The properties of voltage-operated Ca(2+)-channels in bovine isolated trachealis cells.

Freshly-dispersed bovine trachealis cells were used for recording by the patch clamp technique of whole-cell and unitary currents through Ca(2+)-channels. Whole-cell Ca(2+)-current (ICa) activated at -40 mV and appeared to be carried by a single type of Ca(2+)-channel. Inactivation of ICa was increased by increasing the concentration of free Ca2+ within the recording pipette but reduced by using Ba2- as the charge carrier. Steady-state inactivation studies showed that the Ca(2+)-channels were half-maximally available following a conditioning depolarization to -35 mV. A two-pulse protocol showed that ICa induced by the step to a test potential was inversely related to ICa induced by the step to the conditioning potential.

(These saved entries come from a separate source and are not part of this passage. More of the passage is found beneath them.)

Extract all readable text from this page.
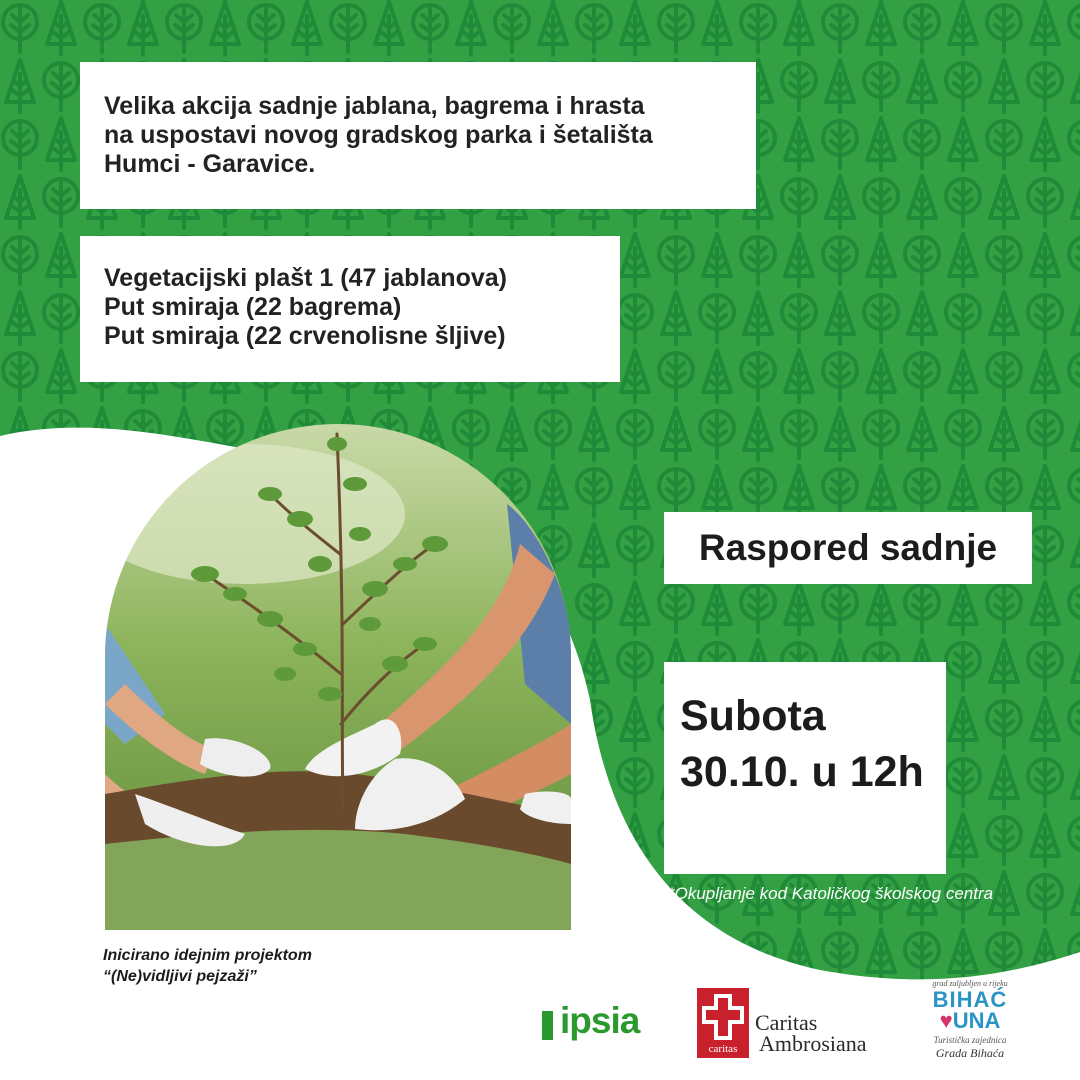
Velika akcija sadnje jablana, bagrema i hrasta

na uspostavi novog gradskog parka i šetališta

Humci - Garavice.

Vegetacijski plašt 1 (47 jablanova)

Put smiraja (22 bagrema)

Put smiraja (22 crvenolisne šljive)

Raspored sadnje

Subota

30.10. u 12h

*Okupljanje kod Katoličkog školskog centra

Inicirano idejnim projektom

“(Ne)vidljivi pejzaži”

ipsia
caritas

Caritas

Ambrosiana

grad zaljubljen u rijeku
BIHAĆ
♥UNA
Turistička zajednica
Grada Bihaća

Unitary Ba(2+)-currents were activated at a threshold of -30 mV and had a reversal potential of +41 mV. The channel carrying the unitary Ba(2+)-currents had a slope conductance of 23 pS. Steady-state inactivation studies showed that the unitary Ba(2+)-currents were half-maximally available at a holding potential of -28 mV. ICa and unitary Ba(2+)-currents were inhibited by nifedipine (10 nM-1 microM) but augmented by Bay K 8644 (10 microM). It is concluded that the plasmalemma of bovine trachealis muscle contains a single population of voltage-dependent Ca(2+)-channels of the L-type. These channels may be subject to inactivation primarily by an increase in the concentration of free Ca2+ on the cytosolic side of the plasmalemma and secondarily by a voltage-dependent mechanism. Overlap of the inactivation and activation curves of ICa may allow the passage of 'window current' through the Ca(2+)-channels during sustained depolarization.